Beigli

Hungarian Ground Walnut and Poppy Seed Rolls (Beigli)

Hungarian Ground Walnut and Poppy Seed Rolls (Beigli)

Today was a combined Spring Festival and Mother’s Day Celebration at the San Fernando Grace Hungarian Reformed Church in Reseda.Martine and I always show up the first Sunday in May to help relieve the parishioners of their excellent home cooked food. Available was gulyás leves (better known as Hungarian Goulash, actually a beef and vegetable soup), Hungarian kolbasz sausage with red cabbage, barbecued pork (laci pecsenye), and langos (a fried bread concoction that Hungarians go gaga over). But the starring attraction were the many varieties of pastries, especially a type of custardy cheesecake not quite as sweet as the deli variety, and, of course, beigli.

When I was a kid in Cleveland, it was the beigli with ground walnut that I most particularly remembered. My Mom made it at least once a week, together with the ground poppy seed variety which I did not like nearly as much Although Martine made major inroads on the pastry table, including several varieties to take home, for the first time I passed up sampling any. I know what it tastes like. I love it. But I have Type 2 Diabetes and am fighting a difficult battle.

Still, we had a good time, watching a recitation, singing, and dancing presentation on the subject of Mother’s Day. Then, the local dancing master, Tibor, showed couples how to dance the csardás, the most famous of the Magyar folk dances.
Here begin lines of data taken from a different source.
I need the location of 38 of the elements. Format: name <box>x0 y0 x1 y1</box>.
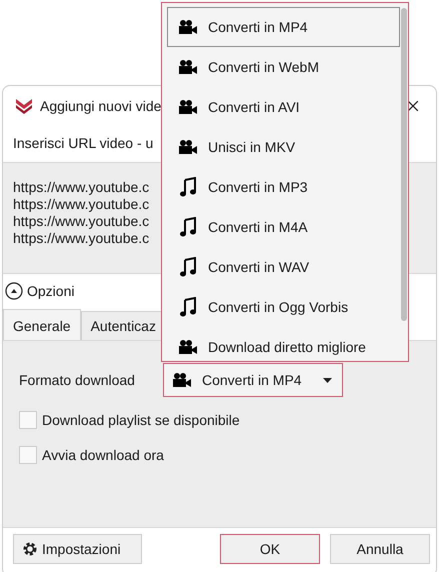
video-camera-icon <box>178 99 198 115</box>
caret-icon <box>323 378 332 382</box>
video-camera-icon <box>178 19 198 35</box>
checkbox-label: Download playlist se disponibile <box>42 412 240 428</box>
menu-item[interactable]: Converti in MP4 <box>167 7 400 47</box>
menu-item[interactable]: Converti in WebM <box>167 47 400 87</box>
menu-item[interactable]: Converti in M4A <box>167 207 400 247</box>
music-note-icon <box>178 217 198 237</box>
menu-item[interactable]: Converti in AVI <box>167 87 400 127</box>
video-camera-icon <box>178 139 198 155</box>
menu-item[interactable]: Unisci in MKV <box>167 127 400 167</box>
menu-item[interactable]: Converti in Ogg Vorbis <box>167 287 400 327</box>
music-note-icon <box>178 297 198 317</box>
scrollbar[interactable] <box>401 8 407 321</box>
ok-button[interactable]: OK <box>220 534 320 564</box>
video-camera-icon <box>178 339 198 355</box>
tab[interactable]: Generale <box>3 309 81 340</box>
menu-item[interactable]: Download diretto migliore <box>167 327 400 361</box>
download-arrow-icon <box>15 98 33 114</box>
video-camera-icon <box>172 372 192 388</box>
checkbox-label: Avvia download ora <box>42 447 164 463</box>
checkbox[interactable] <box>19 411 37 429</box>
menu-item[interactable]: Converti in MP3 <box>167 167 400 207</box>
close-icon[interactable] <box>408 101 418 111</box>
settings-button[interactable]: Impostazioni <box>13 534 142 564</box>
checkbox[interactable] <box>19 446 37 464</box>
music-note-icon <box>178 257 198 277</box>
format-dropdown[interactable]: Converti in MP4 <box>163 363 343 397</box>
window-title: Aggiungi nuovi vide <box>40 98 162 114</box>
menu-item[interactable]: Converti in WAV <box>167 247 400 287</box>
collapse-icon[interactable] <box>5 282 23 300</box>
video-camera-icon <box>178 59 198 75</box>
format-label: Formato download <box>19 372 136 388</box>
options-label: Opzioni <box>27 283 74 299</box>
cancel-button[interactable]: Annulla <box>330 534 430 564</box>
instruction-text: Inserisci URL video - u <box>12 134 154 153</box>
gear-icon <box>22 541 38 557</box>
music-note-icon <box>178 177 198 197</box>
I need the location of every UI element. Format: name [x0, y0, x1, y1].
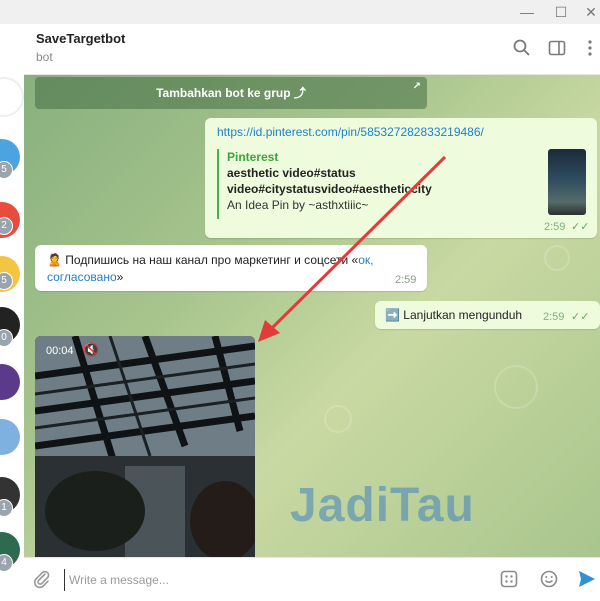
message-time: 2:59 [395, 274, 417, 286]
unread-badge: 4 [0, 554, 13, 572]
incoming-message: 🙎 Подпишись на наш канал про маркетинг и… [35, 245, 427, 291]
right-arrow-emoji-icon: ➡️ [385, 308, 400, 322]
link-preview[interactable]: Pinterest aesthetic video#status video#c… [217, 149, 537, 219]
dialog-avatar[interactable] [0, 419, 20, 455]
incoming-message-text: 🙎 Подпишись на наш канал про маркетинг и… [47, 252, 407, 286]
watermark-logo: JadiTau [290, 479, 475, 532]
add-bot-label: Tambahkan bot ke grup ⤴ [156, 86, 306, 100]
outgoing-message-continue: ➡️ Lanjutkan mengunduh 2:59 ✓✓ [375, 301, 600, 329]
chat-subtitle: bot [36, 50, 53, 64]
more-icon[interactable] [580, 38, 600, 58]
commands-icon[interactable] [499, 569, 519, 589]
person-emoji-icon: 🙎 [47, 253, 62, 267]
preview-site: Pinterest [227, 150, 279, 164]
wallpaper-doodle [544, 245, 570, 271]
search-icon[interactable] [512, 38, 532, 58]
preview-title: aesthetic video#status video#citystatusv… [227, 166, 432, 196]
attach-icon[interactable] [32, 569, 52, 589]
dialog-list: 5 2 5 0 1 4 [0, 24, 25, 600]
dialog-avatar[interactable] [0, 77, 24, 117]
muted-sound-icon[interactable]: 🔇 [83, 342, 99, 358]
video-frame [35, 336, 255, 557]
message-text: Подпишись на наш канал про маркетинг и с… [65, 253, 359, 267]
wallpaper-doodle [494, 365, 538, 409]
pinterest-link[interactable]: https://id.pinterest.com/pin/58532728283… [217, 125, 484, 139]
video-message[interactable]: 00:04 🔇 [35, 336, 255, 557]
chat-area: Tambahkan bot ke grup ⤴ ↗ https://id.pin… [24, 75, 600, 557]
outgoing-message-link: https://id.pinterest.com/pin/58532728283… [205, 118, 597, 238]
read-ticks-icon: ✓✓ [571, 221, 590, 233]
sidebar-toggle-icon[interactable] [547, 38, 567, 58]
maximize-button[interactable]: ☐ [552, 3, 570, 21]
send-icon[interactable] [577, 569, 597, 589]
wallpaper-doodle [324, 405, 352, 433]
add-bot-to-group-button[interactable]: Tambahkan bot ke grup ⤴ ↗ [35, 77, 427, 109]
emoji-icon[interactable] [539, 569, 559, 589]
compose-bar [24, 557, 600, 601]
preview-thumbnail[interactable] [548, 149, 586, 215]
close-button[interactable]: ✕ [582, 3, 600, 21]
video-duration: 00:04 [46, 345, 74, 357]
unread-badge: 1 [0, 499, 13, 517]
message-input[interactable] [64, 569, 491, 591]
read-ticks-icon: ✓✓ [571, 311, 590, 323]
message-time: 2:59 [543, 311, 565, 323]
continue-text: Lanjutkan mengunduh [403, 308, 523, 322]
message-text-end: » [116, 270, 124, 284]
unread-badge: 5 [0, 161, 13, 179]
external-arrow-icon: ↗ [412, 81, 421, 92]
dialog-avatar[interactable] [0, 364, 20, 400]
window-titlebar: — ☐ ✕ [0, 0, 600, 24]
unread-badge: 0 [0, 329, 13, 347]
chat-title[interactable]: SaveTargetbot [36, 31, 125, 46]
minimize-button[interactable]: — [518, 3, 536, 21]
message-time: 2:59 [544, 221, 566, 233]
continue-message: ➡️ Lanjutkan mengunduh [385, 308, 522, 322]
chat-header: SaveTargetbot bot [24, 24, 600, 75]
preview-description: An Idea Pin by ~asthxtiiic~ [227, 198, 369, 212]
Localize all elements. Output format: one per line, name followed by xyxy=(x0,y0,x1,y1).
Finally, there was a literary event in which the author of a book on the 1956 Hungarian Revolution had two reciters read passages about how he fled Budapest to Yugoslavia and finally settled in the United States. I didn’t understand very much, as my Hungarian is quite rudimentary, and both the book and the recitation were mostly above my head. Still, it’s good for me to reacquaint myself with my native tongue, however much I stumble my way through it.